Structural Mechanisms Governing Polyolefin Microplastic Formation in Marine Environments

This study investigates the higher-order structure and physical properties of polyolefin-based microplastics (MPs) collected from the ocean and elucidates their formation mechanisms. A combination of polarized optical microscopy (POM), scanning and transmission electron microscopy (SEM and TEM), small-angle X-ray scattering (SAXS), infrared (IR) spectroscopy, Raman spectroscopy, and nanoindentation was employed to characterize surface and internal structures, mechanical properties, crystalline organization, and molecular orientation of MPs.
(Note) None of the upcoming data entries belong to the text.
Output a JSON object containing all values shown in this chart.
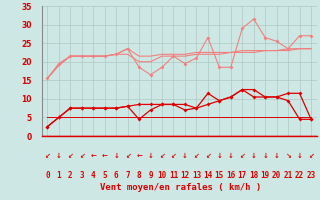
{
  "x": [
    0,
    1,
    2,
    3,
    4,
    5,
    6,
    7,
    8,
    9,
    10,
    11,
    12,
    13,
    14,
    15,
    16,
    17,
    18,
    19,
    20,
    21,
    22,
    23
  ],
  "series": {
    "rafales_pink": [
      15.5,
      19.5,
      21.5,
      21.5,
      21.5,
      21.5,
      22.0,
      23.5,
      18.5,
      16.5,
      18.5,
      21.5,
      19.5,
      21.0,
      26.5,
      18.5,
      18.5,
      29.0,
      31.5,
      26.5,
      25.5,
      23.5,
      27.0,
      27.0
    ],
    "moy_upper": [
      15.5,
      19.0,
      21.5,
      21.5,
      21.5,
      21.5,
      22.0,
      23.5,
      21.5,
      21.5,
      22.0,
      22.0,
      22.0,
      22.5,
      22.5,
      22.5,
      22.5,
      23.0,
      23.0,
      23.0,
      23.0,
      23.5,
      23.5,
      23.5
    ],
    "moy_lower": [
      15.5,
      19.0,
      21.5,
      21.5,
      21.5,
      21.5,
      22.0,
      22.0,
      20.0,
      20.0,
      21.5,
      21.5,
      21.5,
      22.0,
      22.0,
      22.0,
      22.5,
      22.5,
      22.5,
      23.0,
      23.0,
      23.0,
      23.5,
      23.5
    ],
    "vent_red_upper": [
      2.5,
      5.0,
      7.5,
      7.5,
      7.5,
      7.5,
      7.5,
      8.0,
      8.5,
      8.5,
      8.5,
      8.5,
      8.5,
      7.5,
      8.5,
      9.5,
      10.5,
      12.5,
      12.5,
      10.5,
      10.5,
      11.5,
      11.5,
      4.5
    ],
    "vent_red_lower": [
      2.5,
      5.0,
      7.5,
      7.5,
      7.5,
      7.5,
      7.5,
      8.0,
      4.5,
      7.0,
      8.5,
      8.5,
      7.0,
      7.5,
      11.5,
      9.5,
      10.5,
      12.5,
      10.5,
      10.5,
      10.5,
      9.5,
      4.5,
      4.5
    ],
    "flat_line": [
      5.0,
      5.0,
      5.0,
      5.0,
      5.0,
      5.0,
      5.0,
      5.0,
      5.0,
      5.0,
      5.0,
      5.0,
      5.0,
      5.0,
      5.0,
      5.0,
      5.0,
      5.0,
      5.0,
      5.0,
      5.0,
      5.0,
      5.0,
      5.0
    ]
  },
  "bg_color": "#cde8e4",
  "grid_color": "#b0c8c4",
  "xlabel": "Vent moyen/en rafales ( km/h )",
  "ylim": [
    0,
    35
  ],
  "yticks": [
    0,
    5,
    10,
    15,
    20,
    25,
    30,
    35
  ],
  "color_pink": "#f08080",
  "color_red": "#dd0000",
  "arrow_chars": [
    "↙",
    "↓",
    "↙",
    "↙",
    "←",
    "←",
    "↓",
    "↙",
    "←",
    "↓",
    "↙",
    "↙",
    "↓",
    "↙",
    "↙",
    "↓",
    "↓",
    "↙",
    "↓",
    "↓",
    "↓",
    "↘",
    "↓",
    "↙"
  ],
  "label_fontsize": 6.5,
  "tick_fontsize": 5.5,
  "arrow_fontsize": 5.0
}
The results demonstrate that MPs are generated through brittle fracture initiated at cracks formed by photo-oxidative degradation and are subsequently released into the environment while largely retaining their original crystalline structure and molecular orientation. Furthermore, laboratory weathering tests of polypropylene that combine simulated sunlight exposure with external mechanical stimuli successfully reproduce this fragmentation behavior, indicating that such protocols can serve as an effective screening method to evaluate the susceptibility of polyolefin materials to MP formation. This study provides a comprehensive structural framework that correlates chemical degradation with mechanical embrittlement, supporting existing hypotheses on the fragmentation of semicrystalline polymers in marine environments.